Homecoming is always sweet.

 

But it was much sweeter for Chinese basketball player Wang Zhizhi.

 

"It's like a dream," said Wang, who returned home yesterday from the United States after four years and the same number of years after his expulsion from the national team.

 

"I miss my parents and I am so happy to be back home again."

 

Wang, the first Asian to play in the National Basketball Association (NBA) when he joined the Dallas Mavericks in 2001, was welcomed by the country's top basketball officials amid a media frenzy at Beijing Capital International Airport early in the morning.

 

"I realized I had made a big mistake. I want to say sorry to my fans and to the Bayi team which trained me and gave me the chance to play in the NBA," he said.

 

The Dallas Mavericks drafted Wang in 1999, and signed him on a three-year rookie contract in March 2001.

 

After his debut season in the NBA, Wang refused to join the national team training for the 2002 World Championships and then skipped the tournament for the NBA summer league.

 

 

The act went against the agreement the Mavericks had with the CBA, under which he had to play major international competitions for China during the NBA off-season. His status in the Chinese military also complicated the situation.

 

Wang was expelled from the national squad in October, 2002 after he refused to come back for the Busan Asian Games.

 

"I was too young to make the right decision. I hope I can make up for my fault this time and win back my place in the national team," Wang said.

 

Since 2002, the CBA has tried to seek Wang's return in many ways, but the efforts failed due to his attitude. The turnaround came in 2005 when Wang, who missed the Athens Games in 2004, contacted the CBA through a Chinese reporter, expressing his willingness to compete in the Beijing Olympics.

 

And his meeting with CBA chief Li Yuanwei in the US this February is seen a catalyst for his return.

 

"I will try to play my best basketball in this year's World Championships and the 2008 Beijing Games to pay back my fans," he said.

 

Wang averaged 22.8 points and 8.9 rebounds when he led the Chinese military club, the Bayi Rockets, to consecutive CBA titles from 1996 to 2001. He was widely believed to man a crucial position as a power forward in the Yao Ming-led Chinese national team.

 

He played in the 1996 and 2000 Olympics, averaging 13.5 points and 5.0 rebounds at Sydney, when he teamed up with Yao as part of China's "Walking Great Wall."

 

But he has played sparingly in a lackluster NBA career that began with the Dallas Mavericks in 2002, and then was traded to the Los Angeles Clippers before he was cut from the Miami Heat late last season.

 

The CBA welcomed the return of the problem star.

 

"It's a crucial move for him to return in an answer to the motherland's call.
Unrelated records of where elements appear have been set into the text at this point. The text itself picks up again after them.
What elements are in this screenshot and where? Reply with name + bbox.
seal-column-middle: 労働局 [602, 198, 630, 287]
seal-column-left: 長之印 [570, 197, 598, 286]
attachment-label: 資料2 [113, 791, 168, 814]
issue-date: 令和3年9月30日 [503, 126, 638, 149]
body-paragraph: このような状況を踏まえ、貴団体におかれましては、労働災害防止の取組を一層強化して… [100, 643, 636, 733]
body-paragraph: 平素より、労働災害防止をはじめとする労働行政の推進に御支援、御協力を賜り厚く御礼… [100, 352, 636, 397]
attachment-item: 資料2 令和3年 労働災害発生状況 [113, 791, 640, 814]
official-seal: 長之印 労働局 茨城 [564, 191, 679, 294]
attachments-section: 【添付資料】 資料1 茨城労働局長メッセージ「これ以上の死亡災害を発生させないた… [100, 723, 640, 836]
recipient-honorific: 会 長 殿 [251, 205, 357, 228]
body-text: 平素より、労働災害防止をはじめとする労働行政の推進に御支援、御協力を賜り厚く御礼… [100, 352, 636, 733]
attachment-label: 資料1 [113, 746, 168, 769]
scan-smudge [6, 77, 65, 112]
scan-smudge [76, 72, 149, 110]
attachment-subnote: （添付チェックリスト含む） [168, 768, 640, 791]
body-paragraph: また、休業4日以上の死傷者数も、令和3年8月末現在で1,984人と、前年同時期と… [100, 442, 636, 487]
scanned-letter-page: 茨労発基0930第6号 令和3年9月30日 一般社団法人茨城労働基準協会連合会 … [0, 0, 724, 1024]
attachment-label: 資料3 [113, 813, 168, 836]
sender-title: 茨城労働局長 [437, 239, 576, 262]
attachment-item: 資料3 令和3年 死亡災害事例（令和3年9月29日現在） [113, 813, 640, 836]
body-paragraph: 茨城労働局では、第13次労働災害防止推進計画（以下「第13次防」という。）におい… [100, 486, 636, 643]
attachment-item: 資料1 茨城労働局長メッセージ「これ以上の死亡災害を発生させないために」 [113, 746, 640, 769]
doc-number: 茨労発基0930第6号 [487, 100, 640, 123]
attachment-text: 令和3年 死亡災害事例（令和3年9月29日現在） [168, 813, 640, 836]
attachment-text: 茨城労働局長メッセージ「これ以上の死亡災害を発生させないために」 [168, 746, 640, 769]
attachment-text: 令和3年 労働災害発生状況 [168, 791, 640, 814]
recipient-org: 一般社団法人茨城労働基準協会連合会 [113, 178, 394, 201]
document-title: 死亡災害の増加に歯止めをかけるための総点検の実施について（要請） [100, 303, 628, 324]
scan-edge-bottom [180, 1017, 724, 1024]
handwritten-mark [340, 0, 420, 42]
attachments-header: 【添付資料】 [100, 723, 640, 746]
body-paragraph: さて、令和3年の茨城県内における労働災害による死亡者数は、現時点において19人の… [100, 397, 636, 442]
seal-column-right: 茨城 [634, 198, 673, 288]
He has enough time to reunite with his parents and friends in China, and think about how to start a new future here," the CBA said in its official press statement.

 

In an online survey conducted by China's leading website Sina.com, 78.81 percent of participants said they still love Wang despite his abandoning his side; and 88.72 percent believe he will earn a spot in the national team and improve it as a whole for the coming World Championships and the Olympics.